É uma acusação comum feita contra os muçulmanos e ao Islam em geral: “A única razão pela qual o Islam é uma religião global é porque ele se espalhou pela espada.” É uma das afirmações favoritas dos Islamofóbicos que desfilam como analistas e historiadores do medo sobre a ameaça que o Islam supostamente representa para o mundo ocidental. Com isso sendo um tema quente que causa tanto debate, é adequado analisar e estudar este tema para melhor entender se é válido ou não as afirmações que tanto ouvimos de certos indivíduos.

Egito, Síria, Iraque e Pérsia – As primeiras conquistas

Após a vida do Profeta Muhammad (que a paz esteja sobre ele), a expansão islâmica realmente começou no início dos anos 630, AD. Campanhas contra os impérios bizantino e sassânida (persa) foram iniciadas aos que se oposeram à esta nova religião, o Islam, com seus guerreiros do deserto árabe contra os impérios estabelecidos e antigos centrados em Constantinopla e Ctesifonte.

Abu Bakr, o primeiro califa do Islam, deu à seus exércitos regras que parecem muito nobres para os padrões atuais de guerra:

“Pare, ó povo, para que eu possa lhes dar dez regras para a sua orientação no campo de batalha. Não cometam traição ou desviem-se do caminho certo. Vocês não devem mutilar cadáveres. Nem matar uma criança, nem mulher, nem um homem idoso. Não cause dano algum às árvores, nem as queime com fogo, especialmente aquelas que são frutíferas. Não mate qualquer criatura do rebanho do inimigo, resguardem suas comidas. É provável que vocês passem por pessoas que dedicaram suas vidas aos serviços monásticos; deixe-as sozinhas.”¹

Estas regras foram únicas e inovadoras para a época. Pouco antes dessa expansão muçulmana, os persas e bizantinos haviam lutado uma guerra de décadas que deixou terras da Síria ao Iraque em ruínas. Abu Bakr deixou claro que os exércitos muçulmanos não operam pelos mesmos princípios e limitou as suas lutas para os exércitos e governos do inimigo, não a população em geral. A lei islâmica Sharia, com base no exemplo de Abu Bakr, claramente proíbe o uso da força contra qualquer pessoa, exceto em casos legítimos de guerra contra um inimigo claramente definido.*

O objetivo deste artigo não é para aprofundar nas táticas e as batalhas individuais destas conquistas do Egito, Síria e Iraque. É o suficiente para os nossos propósitos aqui afirmar que a Síria estava sob controle muçulmano no ano 638, Egito em 642, e do Iraque / Persia em 644. O Império Bizantino, tendo perdido sua base religiosa na Síria, bem como a sua base comercial no Egito foi muito enfraquecido. O Império Sassânida, por outro lado, completamente deixou de existir depois da conquista muçulmana. Politicamente, foi um desastre para estes dois impérios gigantes. Mas, voltando à idéia principal deste artigo, como é que o Islam como uma religião se propagou nas áreas conquistadas?

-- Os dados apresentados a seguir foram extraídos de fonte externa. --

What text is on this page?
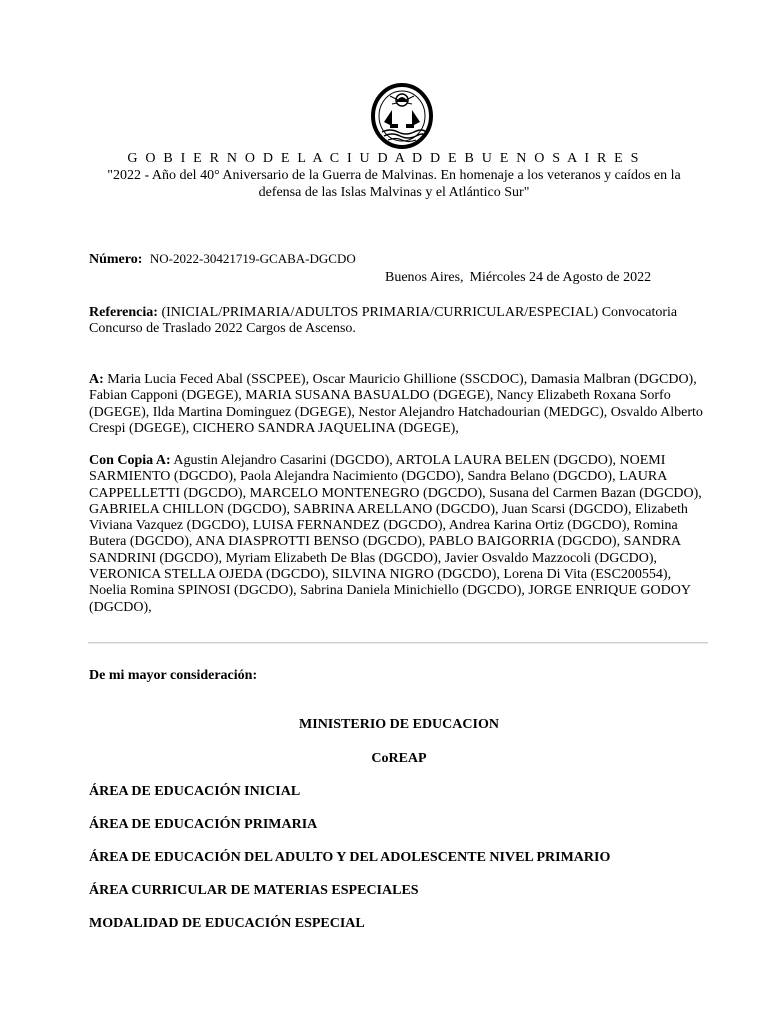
G O B I E R N O D E L A C I U D A D D E B U E N O S A I R E S
"2022 - Año del 40° Aniversario de la Guerra de Malvinas. En homenaje a los veteranos y caídos en la
defensa de las Islas Malvinas y el Atlántico Sur"
Número: NO-2022-30421719-GCABA-DGCDO
Buenos Aires, Miércoles 24 de Agosto de 2022
Referencia: (INICIAL/PRIMARIA/ADULTOS PRIMARIA/CURRICULAR/ESPECIAL) Convocatoria Concurso de Traslado 2022 Cargos de Ascenso.
A: Maria Lucia Feced Abal (SSCPEE), Oscar Mauricio Ghillione (SSCDOC), Damasia Malbran (DGCDO), Fabian Capponi (DGEGE), MARIA SUSANA BASUALDO (DGEGE), Nancy Elizabeth Roxana Sorfo (DGEGE), Ilda Martina Dominguez (DGEGE), Nestor Alejandro Hatchadourian (MEDGC), Osvaldo Alberto Crespi (DGEGE), CICHERO SANDRA JAQUELINA (DGEGE),
Con Copia A: Agustin Alejandro Casarini (DGCDO), ARTOLA LAURA BELEN (DGCDO), NOEMI SARMIENTO (DGCDO), Paola Alejandra Nacimiento (DGCDO), Sandra Belano (DGCDO), LAURA CAPPELLETTI (DGCDO), MARCELO MONTENEGRO (DGCDO), Susana del Carmen Bazan (DGCDO), GABRIELA CHILLON (DGCDO), SABRINA ARELLANO (DGCDO), Juan Scarsi (DGCDO), Elizabeth Viviana Vazquez (DGCDO), LUISA FERNANDEZ (DGCDO), Andrea Karina Ortiz (DGCDO), Romina Butera (DGCDO), ANA DIASPROTTI BENSO (DGCDO), PABLO BAIGORRIA (DGCDO), SANDRA SANDRINI (DGCDO), Myriam Elizabeth De Blas (DGCDO), Javier Osvaldo Mazzocoli (DGCDO), VERONICA STELLA OJEDA (DGCDO), SILVINA NIGRO (DGCDO), Lorena Di Vita (ESC200554), Noelia Romina SPINOSI (DGCDO), Sabrina Daniela Minichiello (DGCDO), JORGE ENRIQUE GODOY (DGCDO),
De mi mayor consideración:
MINISTERIO DE EDUCACION
CoREAP
ÁREA DE EDUCACIÓN INICIAL
ÁREA DE EDUCACIÓN PRIMARIA
ÁREA DE EDUCACIÓN DEL ADULTO Y DEL ADOLESCENTE NIVEL PRIMARIO
ÁREA CURRICULAR DE MATERIAS ESPECIALES
MODALIDAD DE EDUCACIÓN ESPECIAL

Inequivocamente, a população em geral não foi forçada ou induzida à se converter ao Islam. De qualquer coisa, eles foram incentivados a continuarem a viver suas vidas como eles viveram durante séculos antes. No exemplo da conquista de Jerusalém, o califa no momento, Umar ibn al-Khattab, escreveu no tratado de rendição com os patriarcas da cidade:

Ele [Umar] deu-lhes uma garantia de segurança para si, para os seus bens, suas igrejas, os seus cruzamentos, à doentes e saudáveis da cidade… Suas igrejas não serão habitadas por muçulmanos e não serão destruídas… eles não serão forçados à se converterem.²

 

A Igreja do Santo Sepulcro, em Jerusalém, que Umar prometeu proteger quando a cidade ficou sob controle muçulmano

A Igreja do Santo Sepulcro, em Jerusalém, que Umar prometeu proteger quando a cidade ficou sob controle muçulmano

 

Nenhum outro império ou estado na época tinha essas ideias sobre a tolerância religiosa. Umar, sendo um companheiro do Profeta, estabelece um precedente neste tratado sobre o tratamento dos povos conquistados na lei islâmica. O resto das terras conquistadas, no Egito, Síria, Iraque e Pérsia tiveram tratados similares. Se os cidadãos das terras conquistadas eram cristãos, judeus, sabeus ou zoroastristas, eles foram autorizados a manterem suas tradições religiosas. Não existe um exemplo de conversão forçada nestas primeiras conquistas.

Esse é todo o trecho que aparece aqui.